Hundreds have gathered to take part in the first Indigenous Iskew+ in Leadership Symposium ever held in Grande Prairie.
With the goal of changing the stigma Indigenous women face, panelists, elders, and other special guests shared stories about what has worked for them, and what they as a community can do to help young Indigenous women in their lives.
Métis National Council Elder Angie Crerar says the message she felt from the two-day event was a special one which should fill future generations with hope.
“Proving that when you work together you will get positive results, and the problems and challenges we face today, we need to work together and respect harmony and friendship.”
Crerar not only has a Grande Prairie park named after her but has been involved with the Friendship Centre for nearly four decades.
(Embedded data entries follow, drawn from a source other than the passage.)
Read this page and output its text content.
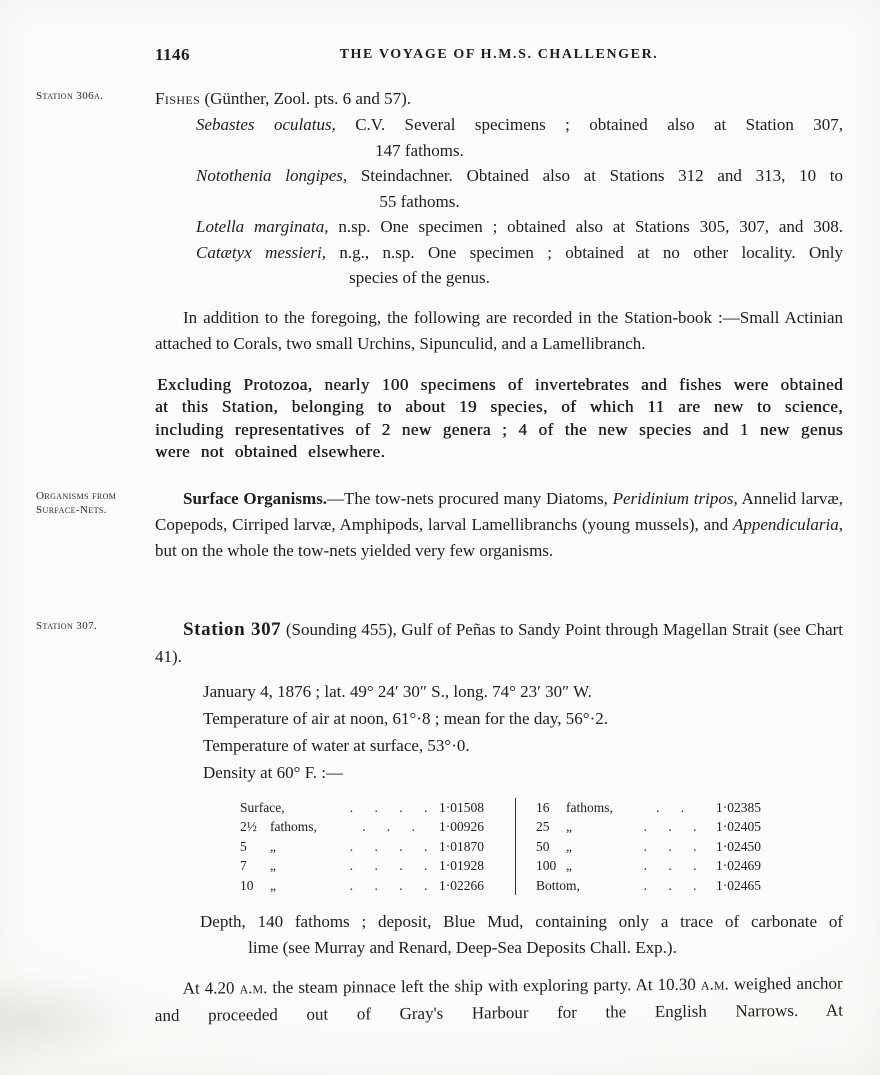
1146	THE VOYAGE OF H.M.S. CHALLENGER.
Station 306a.	Fishes (Günther, Zool. pts. 6 and 57).
Sebastes oculatus, C.V. Several specimens ; obtained also at Station 307,
147 fathoms.
Notothenia longipes, Steindachner. Obtained also at Stations 312 and 313, 10 to
55 fathoms.
Lotella marginata, n.sp. One specimen ; obtained also at Stations 305, 307, and 308.
Catætyx messieri, n.g., n.sp. One specimen ; obtained at no other locality. Only
species of the genus.

In addition to the foregoing, the following are recorded in the Station-book :—Small Actinian attached to Corals, two small Urchins, Sipunculid, and a Lamellibranch.

Excluding Protozoa, nearly 100 specimens of invertebrates and fishes were obtained at this Station, belonging to about 19 species, of which 11 are new to science, including representatives of 2 new genera ; 4 of the new species and 1 new genus were not obtained elsewhere.

Organisms from
Surface-Nets.

Surface Organisms.—The tow-nets procured many Diatoms, Peridinium tripos, Annelid larvæ, Copepods, Cirriped larvæ, Amphipods, larval Lamellibranchs (young mussels), and Appendicularia, but on the whole the tow-nets yielded very few organisms.

Station 307.	Station 307 (Sounding 455), Gulf of Peñas to Sandy Point through Magellan Strait (see Chart 41).

January 4, 1876 ; lat. 49° 24′ 30″ S., long. 74° 23′ 30″ W.
Temperature of air at noon, 61°·8 ; mean for the day, 56°·2.
Temperature of water at surface, 53°·0.
Density at 60° F. :—
Surface,	. . . . 1·01508
2½ fathoms,	. . .	1·00926
5 „	. . . . 1·01870
7 „	. . . . 1·01928
10 „	. . . . 1·02266
16 fathoms,	. .	1·02385
25 „	. . .	1·02405
50 „	. . .	1·02450
100 „	. . .	1·02469
Bottom,	. . .	1·02465
Depth, 140 fathoms ; deposit, Blue Mud, containing only a trace of carbonate of
lime (see Murray and Renard, Deep-Sea Deposits Chall. Exp.).

At 4.20 a.m. the steam pinnace left the ship with exploring party. At 10.30 a.m. weighed anchor and proceeded out of Gray's Harbour for the English Narrows. At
She says the evolution she has seen in Indigenous women all comes down to one simple factor: working together for a greater good.
“I’ve seen so many changes; there have been many hardships, and a lot of pain and suffering, but we have overcome it. We are survivors, and we have come a long way, but we can only achieve that by working together.”
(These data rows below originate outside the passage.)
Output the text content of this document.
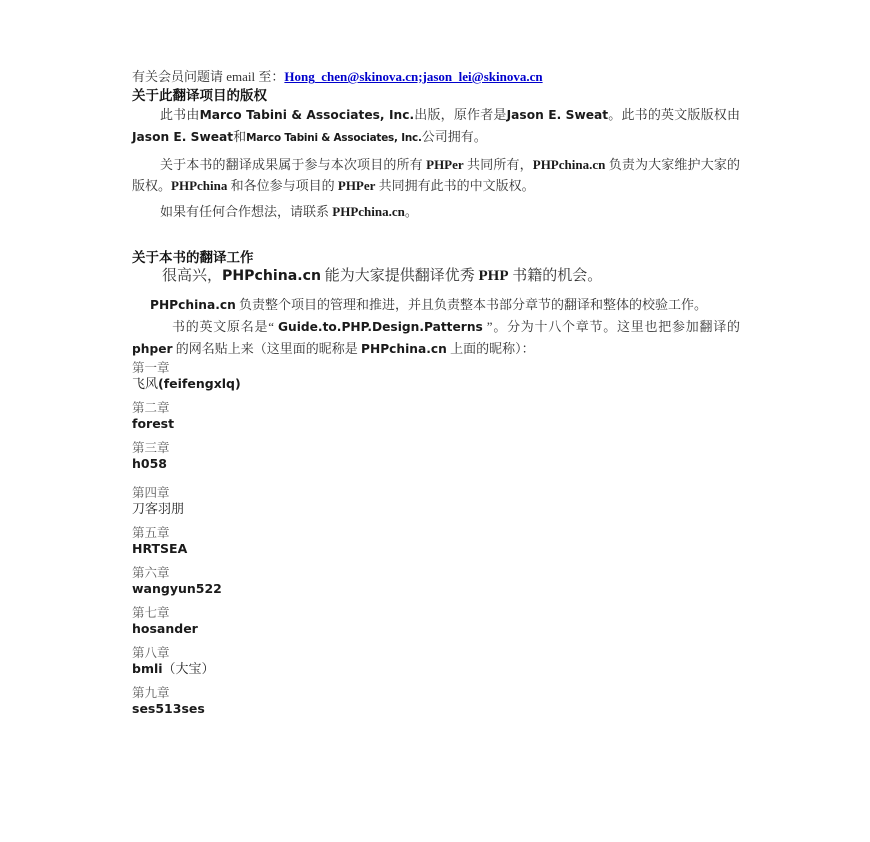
有关会员问题请 email 至：Hong_chen@skinova.cn;jason_lei@skinova.cn

关于此翻译项目的版权

此书由Marco Tabini & Associates, Inc.出版，原作者是Jason E. Sweat。此书的英文版版权由Jason E. Sweat和Marco Tabini & Associates, Inc.公司拥有。

关于本书的翻译成果属于参与本次项目的所有 PHPer 共同所有，PHPchina.cn 负责为大家维护大家的版权。PHPchina 和各位参与项目的 PHPer 共同拥有此书的中文版权。

如果有任何合作想法，请联系 PHPchina.cn。

关于本书的翻译工作

很高兴，PHPchina.cn 能为大家提供翻译优秀 PHP 书籍的机会。

PHPchina.cn 负责整个项目的管理和推进，并且负责整本书部分章节的翻译和整体的校验工作。

书的英文原名是“ Guide.to.PHP.Design.Patterns ”。分为十八个章节。这里也把参加翻译的 phper 的网名贴上来（这里面的昵称是 PHPchina.cn 上面的昵称）：

第一章
飞风(feifengxlq)
第二章
forest
第三章
h058
第四章
刀客羽朋
第五章
HRTSEA
第六章
wangyun522
第七章
hosander
第八章
bmli（大宝）
第九章
ses513ses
Psychologist Ruth Proulx echoes that statement and suggested to those in the audience that words have a powerful meaning. She argues even little statements can have a profoundly negative impact on a positive situation.
“A micro invalidation of somebody giving you a compliment; it’s so small and [shows] how we as women sometimes minimize the empowerment and gratitude that is being passed down to us. Just saying ‘yea, but’; it’s something we do to invalidate that.”
Those in the audience also got a chance to hear from Anthony Johnson and Dr. James Makokis, the Edmonton-based Indigenous two-spirit couple who won a recent season of the Amazing Race Canada.